Bug 1383651

Summary: perl-Crypt-OpenSSL-DSA-0.15-5.fc26 FTBFS: dereferencing pointer to incomplete type 'DSA {aka struct dsa_st}'
Product: [Fedora] Fedora Reporter: Petr Pisar <ppisar>
Component: perl-Crypt-OpenSSL-DSAAssignee: Petr Pisar <ppisar>
Status: CLOSED RAWHIDE QA Contact: Fedora Extras Quality Assurance <extras-qa>
Severity: unspecified Docs Contact:
Priority: unspecified    
Version: rawhideCC: perl-devel, wjhns174
Target Milestone: ---Keywords: Patch, Reopened
Target Release: ---   
Hardware: Unspecified   
OS: Unspecified   
Whiteboard:
Fixed In Version: perl-Crypt-OpenSSL-DSA-0.15-7.fc26 Doc Type: If docs needed, set a value
Doc Text:
Story Points: ---
Clone Of: Environment:
Last Closed: 2016-11-01 08:49:32 UTC Type: Bug
Regression: --- Mount Type: ---
Documentation: --- CRM:
Verified Versions: Category: ---
oVirt Team: --- RHEL 7.3 requirements from Atomic Host:
Cloudforms Team: --- Target Upstream Version:
Embargoed:
Bug Depends On:    
Bug Blocks: 1383740    

Description Petr Pisar 2016-10-11 11:21:17 UTC 
perl-Crypt-OpenSSL-DSA-0.15-5.fc26 fails to build in F25:

gcc -c   -D_REENTRANT -D_GNU_SOURCE -O2 -g -pipe -Wall -Werror=format-security -Wp,-D_FORTIFY_SOURCE=2 -fexceptions -fstack-protector-strong --param=ssp-buffer-size=4 -grecord-gcc-switches -m64 -mtune=generic -fwrapv -fno-strict-aliasing -I/usr/local/include -D_LARGEFILE_SOURCE -D_FILE_OFFSET_BITS=64 -g   -DVERSION=\"0.15\" -DXS_VERSION=\"0.15\" -fPIC "-I/usr/lib64/perl5/CORE"  -DPERL5 DSA.c
[...]
DSA.xs: In function 'XS_Crypt__OpenSSL__DSA_get_p':
DSA.xs:264:28: error: dereferencing pointer to incomplete type 'DSA {aka struct dsa_st}'
         len = BN_bn2bin(dsa->p, to);
                            ^~

This is caused by upgrading openssl from 1:1.0.2j-1.fc26 to 1:1.1.0b-1.fc26.
Comment 1 Petr Pisar 2016-10-14 11:14:40 UTC 
I posted a fix to the upstream bug report.
Comment 2 Petr Pisar 2016-10-27 08:25:21 UTC 
No reply from upstream in two weeks.

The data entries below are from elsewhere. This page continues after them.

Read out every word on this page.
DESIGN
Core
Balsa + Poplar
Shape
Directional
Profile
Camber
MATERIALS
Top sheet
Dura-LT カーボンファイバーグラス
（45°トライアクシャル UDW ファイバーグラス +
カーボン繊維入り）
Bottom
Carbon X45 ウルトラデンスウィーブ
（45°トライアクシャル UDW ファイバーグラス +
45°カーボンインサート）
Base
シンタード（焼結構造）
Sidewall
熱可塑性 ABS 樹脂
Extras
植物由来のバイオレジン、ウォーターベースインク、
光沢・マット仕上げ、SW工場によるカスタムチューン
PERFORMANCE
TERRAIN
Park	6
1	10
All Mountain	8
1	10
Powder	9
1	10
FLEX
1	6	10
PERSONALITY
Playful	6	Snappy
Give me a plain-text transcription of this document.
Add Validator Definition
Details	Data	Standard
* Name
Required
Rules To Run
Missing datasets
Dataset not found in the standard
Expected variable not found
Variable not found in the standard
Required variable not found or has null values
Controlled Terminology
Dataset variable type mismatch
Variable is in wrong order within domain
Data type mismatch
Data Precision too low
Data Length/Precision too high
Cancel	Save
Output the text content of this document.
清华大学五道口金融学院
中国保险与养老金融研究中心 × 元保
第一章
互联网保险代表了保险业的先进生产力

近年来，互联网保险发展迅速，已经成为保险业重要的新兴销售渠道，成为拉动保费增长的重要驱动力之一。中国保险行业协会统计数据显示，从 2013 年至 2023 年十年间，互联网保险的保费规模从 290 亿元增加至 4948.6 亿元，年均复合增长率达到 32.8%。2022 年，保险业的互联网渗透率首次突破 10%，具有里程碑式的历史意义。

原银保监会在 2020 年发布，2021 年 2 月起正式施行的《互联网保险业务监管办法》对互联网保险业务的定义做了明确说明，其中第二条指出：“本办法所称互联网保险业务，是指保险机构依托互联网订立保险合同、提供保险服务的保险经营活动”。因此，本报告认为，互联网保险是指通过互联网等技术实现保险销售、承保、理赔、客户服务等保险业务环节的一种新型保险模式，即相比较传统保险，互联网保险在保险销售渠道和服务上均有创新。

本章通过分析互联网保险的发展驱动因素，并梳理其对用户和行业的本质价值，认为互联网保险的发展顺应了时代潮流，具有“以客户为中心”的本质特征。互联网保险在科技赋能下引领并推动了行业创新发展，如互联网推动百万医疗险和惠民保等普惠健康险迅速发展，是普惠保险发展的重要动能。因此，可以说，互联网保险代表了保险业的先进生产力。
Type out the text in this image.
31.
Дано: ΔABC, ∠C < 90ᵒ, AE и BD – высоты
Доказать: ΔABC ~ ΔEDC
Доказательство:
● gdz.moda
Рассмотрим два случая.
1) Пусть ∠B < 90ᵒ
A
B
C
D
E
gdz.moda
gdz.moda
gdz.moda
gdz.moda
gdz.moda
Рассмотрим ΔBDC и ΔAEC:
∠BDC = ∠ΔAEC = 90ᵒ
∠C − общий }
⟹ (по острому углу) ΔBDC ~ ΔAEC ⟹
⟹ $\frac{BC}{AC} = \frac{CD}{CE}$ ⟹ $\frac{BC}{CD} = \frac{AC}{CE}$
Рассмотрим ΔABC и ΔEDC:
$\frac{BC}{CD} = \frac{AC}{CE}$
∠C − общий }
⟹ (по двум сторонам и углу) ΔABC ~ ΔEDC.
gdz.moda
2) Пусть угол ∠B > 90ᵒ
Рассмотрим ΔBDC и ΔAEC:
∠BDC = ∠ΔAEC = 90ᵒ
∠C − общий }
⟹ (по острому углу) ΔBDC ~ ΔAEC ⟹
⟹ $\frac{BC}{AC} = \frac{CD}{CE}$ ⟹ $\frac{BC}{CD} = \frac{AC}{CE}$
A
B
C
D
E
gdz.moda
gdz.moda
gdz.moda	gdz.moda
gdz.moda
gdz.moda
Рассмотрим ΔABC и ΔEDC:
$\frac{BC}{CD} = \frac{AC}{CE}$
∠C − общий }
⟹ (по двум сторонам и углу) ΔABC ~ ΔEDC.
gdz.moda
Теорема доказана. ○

I will apply it into Fedora.
Comment 3 Petr Pisar 2016-11-01 07:27:15 UTC 
After applying the fix, perl-Net-DNS-SEC tests fail in:

    my $dsa = Crypt::OpenSSL::DSA->new();           # private key

    $dsa->set_p( decode_base64 $private->prime );
    $dsa->set_q( decode_base64 $private->subprime );
    $dsa->set_g( decode_base64 $private->base );

→   $dsa->set_priv_key( decode_base64 $private->private_value );

With message:

Could not set a key at lib/Net/DNS/SEC/DSA.pm line 75.
signature generation failed at t/10-keyset.t line 112.
Comment 4 Petr Pisar 2016-11-01 08:49:32 UTC 
The issue is new OpenSSL does support setting a private key before a public key. I added a code that allows it on the XS level.